Como un resorte me abalancé sobre las cajas donde estaba la papelería de las vacunas. Rompí el papel que envolvía los carnets y saqué uno. Me temblaba todo el cuerpo: ahí tenía que estar la respuesta. Abrí el carné y efectivamente, a la izquierda estaba el espacio para poner la fecha de las tres dosis de DPT y luego, en la parte inferior, el espacio para las tres dosis de polio. En la cara frontal había solo un espacio para la vacuna de sarampión. Esa era la que exigía una sola dosis. Estaba resuelto el problema.

Me fui a la pila, me lavé la cara y salí a ver donde estaban las casas. Me topé con un chiquillo que me indicó que la mamá me estaba esperando para desayunar. Gerardo tenía todo organizado. El siempre iba a Puriscal y lo apreciaban mucho. Cogí de la mano al güila y nos fuimos victoriosos a tomar café. Al caminar daba pasos como de torero: tenía resuelta la causa de la angustia más grande de mi vida. Nada podía haberme causado más dolor que perjudicar la salud de los niños. Me imaginaba el desprestigio de la Oficina de Campos de Trabajo: con toda seguridad nos prohibirían seguir visitando las comunidades, y yo sería el culpable de todo.

Empezaron a llegar las madres con sus niños. Los que Gerardo había vacunado en la visita anterior tenían su carné. Coloqué las primeras, segundas y terceras dosis de DPT y polio según correspondía. Les hice el carné nuevo a las de primera vez y puse solo una dosis de sarampión a los que les faltaba. No hubo ningún contratiempo, todo salió muy bien. La gente se quedó sombreando bajo el mango mientras llegaba Gerardo para la consulta médica.

Efectivamente, cerca de las doce escuché el ronquido del “jeep” batiendo barro en la cuesta y rápidamente apareció Gerardo entre nosotros. Apenas llegó, me dijo:

-¿Cómo te está yendo con la vacunada?

-Muy bien –le respondí, con un gesto de dominio total de la situación-. Vieras que ya casi se me acaban las vacunas. Estoy poniendo las últimas. Y a vos, ¿cómo te fue?

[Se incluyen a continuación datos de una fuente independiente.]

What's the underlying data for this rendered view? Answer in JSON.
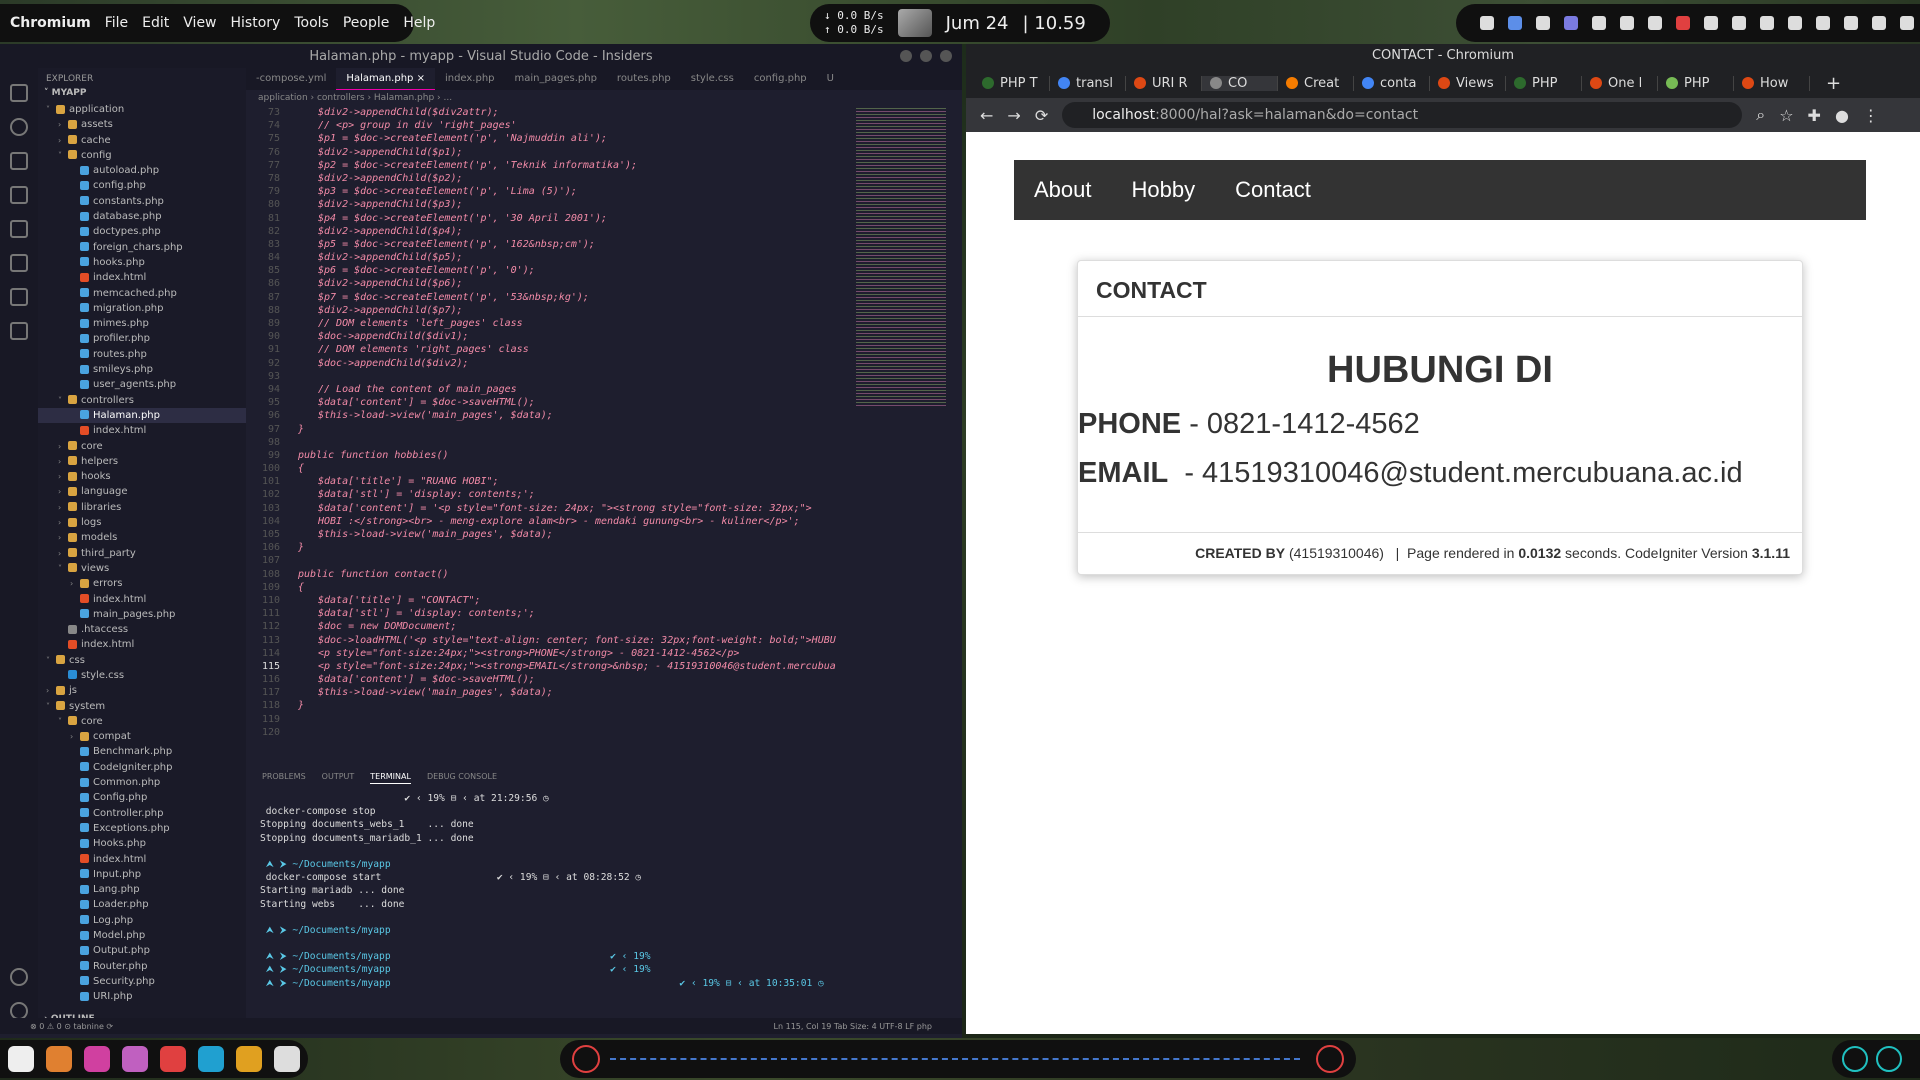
{
  "topbar": {
    "app": "Chromium",
    "menus": [
      "File",
      "Edit",
      "View",
      "History",
      "Tools",
      "People",
      "Help"
    ],
    "net_down": "0.0 B/s",
    "net_up": "0.0 B/s",
    "date": "Jum 24",
    "time": "| 10.59"
  },
  "vscode": {
    "title": "Halaman.php - myapp - Visual Studio Code - Insiders",
    "explorer_header": "EXPLORER",
    "project": "MYAPP",
    "tree": [
      {
        "g": "˅",
        "i": "folder",
        "t": "application",
        "d": 0
      },
      {
        "g": "›",
        "i": "folder",
        "t": "assets",
        "d": 1
      },
      {
        "g": "›",
        "i": "folder",
        "t": "cache",
        "d": 1
      },
      {
        "g": "˅",
        "i": "folder",
        "t": "config",
        "d": 1
      },
      {
        "g": "",
        "i": "php",
        "t": "autoload.php",
        "d": 2
      },
      {
        "g": "",
        "i": "php",
        "t": "config.php",
        "d": 2
      },
      {
        "g": "",
        "i": "php",
        "t": "constants.php",
        "d": 2
      },
      {
        "g": "",
        "i": "php",
        "t": "database.php",
        "d": 2
      },
      {
        "g": "",
        "i": "php",
        "t": "doctypes.php",
        "d": 2
      },
      {
        "g": "",
        "i": "php",
        "t": "foreign_chars.php",
        "d": 2
      },
      {
        "g": "",
        "i": "php",
        "t": "hooks.php",
        "d": 2
      },
      {
        "g": "",
        "i": "html",
        "t": "index.html",
        "d": 2
      },
      {
        "g": "",
        "i": "php",
        "t": "memcached.php",
        "d": 2
      },
      {
        "g": "",
        "i": "php",
        "t": "migration.php",
        "d": 2
      },
      {
        "g": "",
        "i": "php",
        "t": "mimes.php",
        "d": 2
      },
      {
        "g": "",
        "i": "php",
        "t": "profiler.php",
        "d": 2
      },
      {
        "g": "",
        "i": "php",
        "t": "routes.php",
        "d": 2
      },
      {
        "g": "",
        "i": "php",
        "t": "smileys.php",
        "d": 2
      },
      {
        "g": "",
        "i": "php",
        "t": "user_agents.php",
        "d": 2
      },
      {
        "g": "˅",
        "i": "folder",
        "t": "controllers",
        "d": 1
      },
      {
        "g": "",
        "i": "php",
        "t": "Halaman.php",
        "d": 2,
        "sel": true
      },
      {
        "g": "",
        "i": "html",
        "t": "index.html",
        "d": 2
      },
      {
        "g": "›",
        "i": "folder",
        "t": "core",
        "d": 1
      },
      {
        "g": "›",
        "i": "folder",
        "t": "helpers",
        "d": 1
      },
      {
        "g": "›",
        "i": "folder",
        "t": "hooks",
        "d": 1
      },
      {
        "g": "›",
        "i": "folder",
        "t": "language",
        "d": 1
      },
      {
        "g": "›",
        "i": "folder",
        "t": "libraries",
        "d": 1
      },
      {
        "g": "›",
        "i": "folder",
        "t": "logs",
        "d": 1
      },
      {
        "g": "›",
        "i": "folder",
        "t": "models",
        "d": 1
      },
      {
        "g": "›",
        "i": "folder",
        "t": "third_party",
        "d": 1
      },
      {
        "g": "˅",
        "i": "folder",
        "t": "views",
        "d": 1
      },
      {
        "g": "›",
        "i": "folder",
        "t": "errors",
        "d": 2
      },
      {
        "g": "",
        "i": "html",
        "t": "index.html",
        "d": 2
      },
      {
        "g": "",
        "i": "php",
        "t": "main_pages.php",
        "d": 2
      },
      {
        "g": "",
        "i": "file",
        "t": ".htaccess",
        "d": 1
      },
      {
        "g": "",
        "i": "html",
        "t": "index.html",
        "d": 1
      },
      {
        "g": "˅",
        "i": "folder",
        "t": "css",
        "d": 0
      },
      {
        "g": "",
        "i": "css",
        "t": "style.css",
        "d": 1
      },
      {
        "g": "›",
        "i": "folder",
        "t": "js",
        "d": 0
      },
      {
        "g": "˅",
        "i": "folder",
        "t": "system",
        "d": 0
      },
      {
        "g": "˅",
        "i": "folder",
        "t": "core",
        "d": 1
      },
      {
        "g": "›",
        "i": "folder",
        "t": "compat",
        "d": 2
      },
      {
        "g": "",
        "i": "php",
        "t": "Benchmark.php",
        "d": 2
      },
      {
        "g": "",
        "i": "php",
        "t": "CodeIgniter.php",
        "d": 2
      },
      {
        "g": "",
        "i": "php",
        "t": "Common.php",
        "d": 2
      },
      {
        "g": "",
        "i": "php",
        "t": "Config.php",
        "d": 2
      },
      {
        "g": "",
        "i": "php",
        "t": "Controller.php",
        "d": 2
      },
      {
        "g": "",
        "i": "php",
        "t": "Exceptions.php",
        "d": 2
      },
      {
        "g": "",
        "i": "php",
        "t": "Hooks.php",
        "d": 2
      },
      {
        "g": "",
        "i": "html",
        "t": "index.html",
        "d": 2
      },
      {
        "g": "",
        "i": "php",
        "t": "Input.php",
        "d": 2
      },
      {
        "g": "",
        "i": "php",
        "t": "Lang.php",
        "d": 2
      },
      {
        "g": "",
        "i": "php",
        "t": "Loader.php",
        "d": 2
      },
      {
        "g": "",
        "i": "php",
        "t": "Log.php",
        "d": 2
      },
      {
        "g": "",
        "i": "php",
        "t": "Model.php",
        "d": 2
      },
      {
        "g": "",
        "i": "php",
        "t": "Output.php",
        "d": 2
      },
      {
        "g": "",
        "i": "php",
        "t": "Router.php",
        "d": 2
      },
      {
        "g": "",
        "i": "php",
        "t": "Security.php",
        "d": 2
      },
      {
        "g": "",
        "i": "php",
        "t": "URI.php",
        "d": 2
      }
    ],
    "outline": "OUTLINE",
    "tabs": [
      "-compose.yml",
      "Halaman.php ×",
      "index.php",
      "main_pages.php",
      "routes.php",
      "style.css",
      "config.php",
      "U"
    ],
    "breadcrumb": "application › controllers › Halaman.php › ...",
    "code": [
      [
        "73",
        "$div2->appendChild($div2attr);"
      ],
      [
        "74",
        "// <p> group in div 'right_pages'"
      ],
      [
        "75",
        "$p1 = $doc->createElement('p', 'Najmuddin ali');"
      ],
      [
        "76",
        "$div2->appendChild($p1);"
      ],
      [
        "77",
        "$p2 = $doc->createElement('p', 'Teknik informatika');"
      ],
      [
        "78",
        "$div2->appendChild($p2);"
      ],
      [
        "79",
        "$p3 = $doc->createElement('p', 'Lima (5)');"
      ],
      [
        "80",
        "$div2->appendChild($p3);"
      ],
      [
        "81",
        "$p4 = $doc->createElement('p', '30 April 2001');"
      ],
      [
        "82",
        "$div2->appendChild($p4);"
      ],
      [
        "83",
        "$p5 = $doc->createElement('p', '162&nbsp;cm');"
      ],
      [
        "84",
        "$div2->appendChild($p5);"
      ],
      [
        "85",
        "$p6 = $doc->createElement('p', '0');"
      ],
      [
        "86",
        "$div2->appendChild($p6);"
      ],
      [
        "87",
        "$p7 = $doc->createElement('p', '53&nbsp;kg');"
      ],
      [
        "88",
        "$div2->appendChild($p7);"
      ],
      [
        "89",
        "// DOM elements 'left_pages' class"
      ],
      [
        "90",
        "$doc->appendChild($div1);"
      ],
      [
        "91",
        "// DOM elements 'right_pages' class"
      ],
      [
        "92",
        "$doc->appendChild($div2);"
      ],
      [
        "93",
        ""
      ],
      [
        "94",
        "// Load the content of main_pages"
      ],
      [
        "95",
        "$data['content'] = $doc->saveHTML();"
      ],
      [
        "96",
        "$this->load->view('main_pages', $data);"
      ],
      [
        "97",
        "}"
      ],
      [
        "98",
        ""
      ],
      [
        "99",
        "public function hobbies()"
      ],
      [
        "100",
        "{"
      ],
      [
        "101",
        "$data['title'] = \"RUANG HOBI\";"
      ],
      [
        "102",
        "$data['stl'] = 'display: contents;';"
      ],
      [
        "103",
        "$data['content'] = '<p style=\"font-size: 24px; \"><strong style=\"font-size: 32px;\">"
      ],
      [
        "104",
        "HOBI :</strong><br> - meng-explore alam<br> - mendaki gunung<br> - kuliner</p>';"
      ],
      [
        "105",
        "$this->load->view('main_pages', $data);"
      ],
      [
        "106",
        "}"
      ],
      [
        "107",
        ""
      ],
      [
        "108",
        "public function contact()"
      ],
      [
        "109",
        "{"
      ],
      [
        "110",
        "$data['title'] = \"CONTACT\";"
      ],
      [
        "111",
        "$data['stl'] = 'display: contents;';"
      ],
      [
        "112",
        "$doc = new DOMDocument;"
      ],
      [
        "113",
        "$doc->loadHTML('<p style=\"text-align: center; font-size: 32px;font-weight: bold;\">HUBU"
      ],
      [
        "114",
        "<p style=\"font-size:24px;\"><strong>PHONE</strong> - 0821-1412-4562</p>"
      ],
      [
        "115",
        "<p style=\"font-size:24px;\"><strong>EMAIL</strong>&nbsp; - 41519310046@student.mercubua"
      ],
      [
        "116",
        "$data['content'] = $doc->saveHTML();"
      ],
      [
        "117",
        "$this->load->view('main_pages', $data);"
      ],
      [
        "118",
        "}"
      ],
      [
        "119",
        ""
      ],
      [
        "120",
        ""
      ]
    ],
    "panel_tabs": [
      "PROBLEMS",
      "OUTPUT",
      "TERMINAL",
      "DEBUG CONSOLE"
    ],
    "terminal": [
      "                         ✔ ‹ 19% ⊟ ‹ at 21:29:56 ◷",
      " docker-compose stop",
      "Stopping documents_webs_1    ... done",
      "Stopping documents_mariadb_1 ... done",
      "",
      " ⮝ ⮞ ~/Documents/myapp",
      " docker-compose start                    ✔ ‹ 19% ⊟ ‹ at 08:28:52 ◷",
      "Starting mariadb ... done",
      "Starting webs    ... done",
      "",
      " ⮝ ⮞ ~/Documents/myapp",
      "",
      " ⮝ ⮞ ~/Documents/myapp                                      ✔ ‹ 19%",
      " ⮝ ⮞ ~/Documents/myapp                                      ✔ ‹ 19%",
      " ⮝ ⮞ ~/Documents/myapp                                                  ✔ ‹ 19% ⊟ ‹ at 10:35:01 ◷"
    ],
    "status_left": "⊗ 0 ⚠ 0   ⊙ tabnine ⟳",
    "status_right": "Ln 115, Col 19   Tab Size: 4   UTF-8   LF   php"
  },
  "chrome": {
    "title": "CONTACT - Chromium",
    "tabs": [
      {
        "t": "PHP T",
        "c": "#2d6a2d"
      },
      {
        "t": "transl",
        "c": "#4285f4"
      },
      {
        "t": "URI R",
        "c": "#dd4814"
      },
      {
        "t": "CO",
        "c": "#888",
        "act": true
      },
      {
        "t": "Creat",
        "c": "#f57c00"
      },
      {
        "t": "conta",
        "c": "#4285f4"
      },
      {
        "t": "Views",
        "c": "#dd4814"
      },
      {
        "t": "PHP",
        "c": "#2d6a2d"
      },
      {
        "t": "One l",
        "c": "#dd4814"
      },
      {
        "t": "PHP",
        "c": "#7b5"
      },
      {
        "t": "How",
        "c": "#dd4814"
      }
    ],
    "url_host": "localhost",
    "url_rest": ":8000/hal?ask=halaman&do=contact",
    "nav": [
      "About",
      "Hobby",
      "Contact"
    ],
    "card": {
      "title": "CONTACT",
      "heading": "HUBUNGI DI",
      "phone_label": "PHONE",
      "phone": " - 0821-1412-4562",
      "email_label": "EMAIL",
      "email": "  - 41519310046@student.mercubuana.ac.id",
      "footer_created": "CREATED BY",
      "footer_id": " (41519310046)",
      "footer_sep": "   |  Page rendered in ",
      "footer_time": "0.0132",
      "footer_sec": " seconds. CodeIgniter Version ",
      "footer_ver": "3.1.11"
    }
  }
}
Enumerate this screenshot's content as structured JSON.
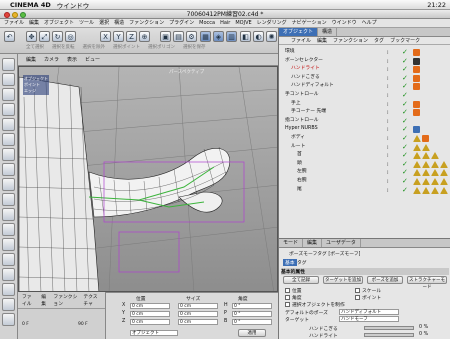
{
  "menubar": {
    "app_name": "CINEMA 4D",
    "items": [
      "ウインドウ"
    ],
    "clock": "21:22"
  },
  "window": {
    "title": "70060412PM練習02.c4d *"
  },
  "app_menu": [
    "ファイル",
    "編集",
    "オブジェクト",
    "ツール",
    "選択",
    "構造",
    "ファンクション",
    "プラグイン",
    "Mocca",
    "Hair",
    "MOJVE",
    "レンダリング",
    "ナビゲーション",
    "ウインドウ",
    "ヘルプ"
  ],
  "toolbar": {
    "row2_labels": [
      "全て選択",
      "選択を反転",
      "選択を除外",
      "選択ポイント",
      "選択ポリゴン",
      "選択を保存"
    ]
  },
  "viewport": {
    "menu": [
      "編集",
      "カメラ",
      "表示",
      "ビュー"
    ],
    "label": "パースペクティブ",
    "hud": [
      "オブジェクト",
      "ポイント",
      "エッジ"
    ]
  },
  "object_manager": {
    "tabs": [
      "オブジェクト",
      "構造"
    ],
    "menu": [
      "ファイル",
      "編集",
      "ファンクション",
      "タグ",
      "ブックマーク"
    ],
    "rows": [
      {
        "name": "環境",
        "red": false,
        "indent": 0,
        "tags": [
          "orange"
        ]
      },
      {
        "name": "ボーンセレクター",
        "red": false,
        "indent": 0,
        "tags": [
          "person"
        ]
      },
      {
        "name": "ハンドライト",
        "red": true,
        "indent": 1,
        "tags": [
          "orange"
        ]
      },
      {
        "name": "ハンドこぎる",
        "red": false,
        "indent": 1,
        "tags": [
          "orange"
        ]
      },
      {
        "name": "ハンドディフォルト",
        "red": false,
        "indent": 1,
        "tags": [
          "orange"
        ]
      },
      {
        "name": "手コントロール",
        "red": false,
        "indent": 0,
        "tags": []
      },
      {
        "name": "手上",
        "red": false,
        "indent": 1,
        "tags": [
          "orange"
        ]
      },
      {
        "name": "手コーナー 先端",
        "red": false,
        "indent": 1,
        "tags": [
          "orange"
        ]
      },
      {
        "name": "指コントロール",
        "red": false,
        "indent": 0,
        "tags": []
      },
      {
        "name": "Hyper NURBS",
        "red": false,
        "indent": 0,
        "tags": [
          "blue"
        ]
      },
      {
        "name": "ボディ",
        "red": false,
        "indent": 1,
        "tags": [
          "tri",
          "orange"
        ]
      },
      {
        "name": "ルート",
        "red": false,
        "indent": 1,
        "tags": [
          "tri",
          "tri"
        ]
      },
      {
        "name": "首",
        "red": false,
        "indent": 2,
        "tags": [
          "tri",
          "tri",
          "tri"
        ]
      },
      {
        "name": "頭",
        "red": false,
        "indent": 2,
        "tags": [
          "tri",
          "tri",
          "tri",
          "tri"
        ]
      },
      {
        "name": "左腕",
        "red": false,
        "indent": 2,
        "tags": [
          "tri",
          "tri",
          "tri",
          "tri"
        ]
      },
      {
        "name": "右腕",
        "red": false,
        "indent": 2,
        "tags": [
          "tri",
          "tri",
          "tri",
          "tri"
        ]
      },
      {
        "name": "尾",
        "red": false,
        "indent": 2,
        "tags": [
          "tri",
          "tri",
          "tri",
          "tri"
        ]
      }
    ]
  },
  "attributes": {
    "tabs": [
      "モード",
      "編集",
      "ユーザデータ"
    ],
    "object_label": "ポーズモーフタグ [ポーズモーフ]",
    "sub_tabs": [
      "基本",
      "タグ"
    ],
    "section_title": "基本的属性",
    "buttons": [
      "全て記録",
      "ターゲットを追加",
      "ポーズを追加",
      "ストラクチャーモード"
    ],
    "options": [
      "位置",
      "角度",
      "スケール",
      "ポイント",
      "選択オブジェクトを制作"
    ],
    "defaults_label": "デフォルトのポーズ",
    "defaults_value": "ハンドディフォルト",
    "target_label": "ターゲット",
    "target_value": "ハンドモーフ",
    "sliders": [
      {
        "label": "ハンドこぎる",
        "percent": "0 %",
        "value": 0.0
      },
      {
        "label": "ハンドライト",
        "percent": "0 %",
        "value": 0.0
      }
    ]
  },
  "materials": {
    "menu": [
      "ファイル",
      "編集",
      "ファンクション",
      "テクスチャ"
    ]
  },
  "coordinates": {
    "headers": [
      "位置",
      "サイズ",
      "角度"
    ],
    "rows": [
      {
        "axis": "X",
        "pos": "0 cm",
        "size": "0 cm",
        "angle": "H",
        "angle_val": "0 °"
      },
      {
        "axis": "Y",
        "pos": "0 cm",
        "size": "0 cm",
        "angle": "P",
        "angle_val": "0 °"
      },
      {
        "axis": "Z",
        "pos": "0 cm",
        "size": "0 cm",
        "angle": "B",
        "angle_val": "0 °"
      }
    ],
    "mode": "オブジェクト",
    "apply": "適用"
  },
  "timeline": {
    "frame": "0 F",
    "end": "90 F"
  }
}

-¡Ah muy bien! Llegaron todos los pacientes que había citado. Bueno, y decime: ¿te dieron desayuno?

-Claro, vieras que pinto más bueno, con tortillas y con huevito y todo. Seguro que te esperaban a vos.

–Mirá, decime una cosa: ¿dormiste mal? Tenés una cara de cansancio terrible.

-¡No, no -le aseguré-, es que ha estado duro el trabajo! ¡Vieras cuánta gente vino!

Jamás habría podido imaginar Gerardo cómo me había iniciado en el trabajo comunal.